Li Xihe, Dai Yanfeng, Allen W R
Department of Clinical Veterinary Medicine, University of Cambridge, Equine Fertility Unit, Mertoun Paddocks, Newmarket, Suffolk CB8 9BH, United Kingdom.
Biol Reprod. 2004 Oct;71(4):1391-6. doi: 10.1095/biolreprod.104.029066. Epub 2004 Jun 23.

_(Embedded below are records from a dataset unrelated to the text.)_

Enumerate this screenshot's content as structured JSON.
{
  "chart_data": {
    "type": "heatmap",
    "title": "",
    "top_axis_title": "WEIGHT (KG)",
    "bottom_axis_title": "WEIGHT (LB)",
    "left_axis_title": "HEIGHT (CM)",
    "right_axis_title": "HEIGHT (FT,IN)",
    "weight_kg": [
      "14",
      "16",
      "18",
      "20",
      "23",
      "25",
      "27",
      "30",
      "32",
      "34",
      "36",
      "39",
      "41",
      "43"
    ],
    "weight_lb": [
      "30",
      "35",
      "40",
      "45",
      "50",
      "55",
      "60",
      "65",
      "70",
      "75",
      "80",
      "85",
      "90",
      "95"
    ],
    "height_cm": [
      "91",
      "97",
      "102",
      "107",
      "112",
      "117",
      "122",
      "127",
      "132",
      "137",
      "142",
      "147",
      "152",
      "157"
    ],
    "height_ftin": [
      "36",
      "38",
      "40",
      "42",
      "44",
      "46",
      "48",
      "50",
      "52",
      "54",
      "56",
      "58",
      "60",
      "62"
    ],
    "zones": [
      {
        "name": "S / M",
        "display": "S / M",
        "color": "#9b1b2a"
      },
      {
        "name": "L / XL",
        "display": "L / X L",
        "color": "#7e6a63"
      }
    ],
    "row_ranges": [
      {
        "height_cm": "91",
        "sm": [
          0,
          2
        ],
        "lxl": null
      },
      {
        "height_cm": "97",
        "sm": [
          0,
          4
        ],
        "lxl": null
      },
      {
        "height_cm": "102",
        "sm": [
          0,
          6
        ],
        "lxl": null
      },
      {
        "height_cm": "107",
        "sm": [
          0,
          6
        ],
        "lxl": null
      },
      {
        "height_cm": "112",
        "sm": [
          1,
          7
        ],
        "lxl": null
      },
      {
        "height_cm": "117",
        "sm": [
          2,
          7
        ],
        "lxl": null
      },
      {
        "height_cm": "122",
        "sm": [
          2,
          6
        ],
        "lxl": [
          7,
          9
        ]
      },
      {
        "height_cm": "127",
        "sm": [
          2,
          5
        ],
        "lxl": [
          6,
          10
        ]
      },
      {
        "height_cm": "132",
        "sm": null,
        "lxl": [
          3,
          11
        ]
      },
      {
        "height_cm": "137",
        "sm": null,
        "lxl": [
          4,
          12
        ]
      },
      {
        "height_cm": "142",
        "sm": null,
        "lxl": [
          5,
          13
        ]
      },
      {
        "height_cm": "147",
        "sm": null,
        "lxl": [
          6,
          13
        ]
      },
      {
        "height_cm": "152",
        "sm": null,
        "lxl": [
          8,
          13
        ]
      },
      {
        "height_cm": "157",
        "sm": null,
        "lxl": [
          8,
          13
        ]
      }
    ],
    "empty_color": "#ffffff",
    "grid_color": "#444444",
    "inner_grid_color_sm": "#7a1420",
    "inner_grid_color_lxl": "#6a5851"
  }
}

In vitro maturation of horse oocytes cultured with or without IGF-I supplementation and their first cell cycle organization were studied in reconstructed horse oocytes made by somatic cell nuclear transfer versus intact oocytes stimulated parthenogenetically. The rates of metaphase II oocytes (47% and 45%) and of reconstructed oocytes that developed to the two-cell (27% and 25%) and blastocyst stages (11% and 3%) were not different between the media, with or without IGF-I, respectively. However, significantly more parthenogenetic embryos exhibited two-cell development with IGF-I (P < 0.05). The results also demonstrated that the first cell cycle organization in the reconstructed oocytes involved two different ways of nuclear remodeling. The donor nucleus in the Type I embryo showed normal nuclear remodeling that resulted in normal embryonic development. In the Type II embryos, however, the donor nucleus formed a polyploid nucleus or the embryo fragmented. Addition of IGF-I to the maturation medium significantly increased the rate of normal Type I embryonic development from the reconstructed oocytes (45% vs. 28%, P < 0.05). Maturation-promoting factor (MPF; including cdc2 and cyclin B) and mitogen-activated protein kinase (MAPK; including ERK1 and ERK2) were present at the beginning of culture, just after the oocytes had been harvested from the ovaries. The quantities of cyclin B remained stable no matter how long a period of in vitro culture the oocytes underwent, whereas cdc2 showed a tendency to accumulate in the oocytes toward the end of the 30-h culture period. Addition of IGF-I to the medium may induce a bigger accumulation of MAPK in the cytoplasm of the horse oocyte, especially in the ERK2 component, which might, in turn, increase the chance of the reconstructed oocyte undergoing nuclear remodeling to form a Type I embryo following nuclear transfer.
研究了在添加或不添加胰岛素样生长因子-I(IGF-I)的情况下培养的马卵母细胞的体外成熟情况,以及通过体细胞核移植构建的马重构卵母细胞与孤雌激活的完整卵母细胞的第一次细胞周期组织情况。在添加或不添加IGF-I的培养基中,处于中期II的卵母细胞比例(分别为47%和45%)以及发育到二细胞期(分别为27%和25%)和囊胚期(分别为11%和3%)的重构卵母细胞比例并无差异。然而,添加IGF-I的情况下,显著更多的孤雌胚胎发育到了二细胞期(P < 0.05)。结果还表明,重构卵母细胞的第一次细胞周期组织涉及两种不同的核重塑方式。I型胚胎中的供体细胞核显示出正常的核重塑,从而导致正常的胚胎发育。然而,在II型胚胎中,供体细胞核形成了多倍体细胞核或胚胎发生了碎片化。在成熟培养基中添加IGF-I显著提高了重构卵母细胞发育为正常I型胚胎的比例(45%对28%,P < 0.05)。成熟促进因子(MPF;包括cdc2和细胞周期蛋白B)和丝裂原活化蛋白激酶(MAPK;包括ERK1和ERK2)在培养开始时,即从卵巢采集卵母细胞后就已存在。无论卵母细胞进行多长时间的体外培养,细胞周期蛋白B的量都保持稳定,而cdc2在30小时培养期结束时显示出在卵母细胞中积累的趋势。向培养基中添加IGF-I可能会诱导马卵母细胞细胞质中MAPK更大程度的积累,尤其是在ERK2组分中,这反过来可能会增加重构卵母细胞在核移植后进行核重塑以形成I型胚胎的机会。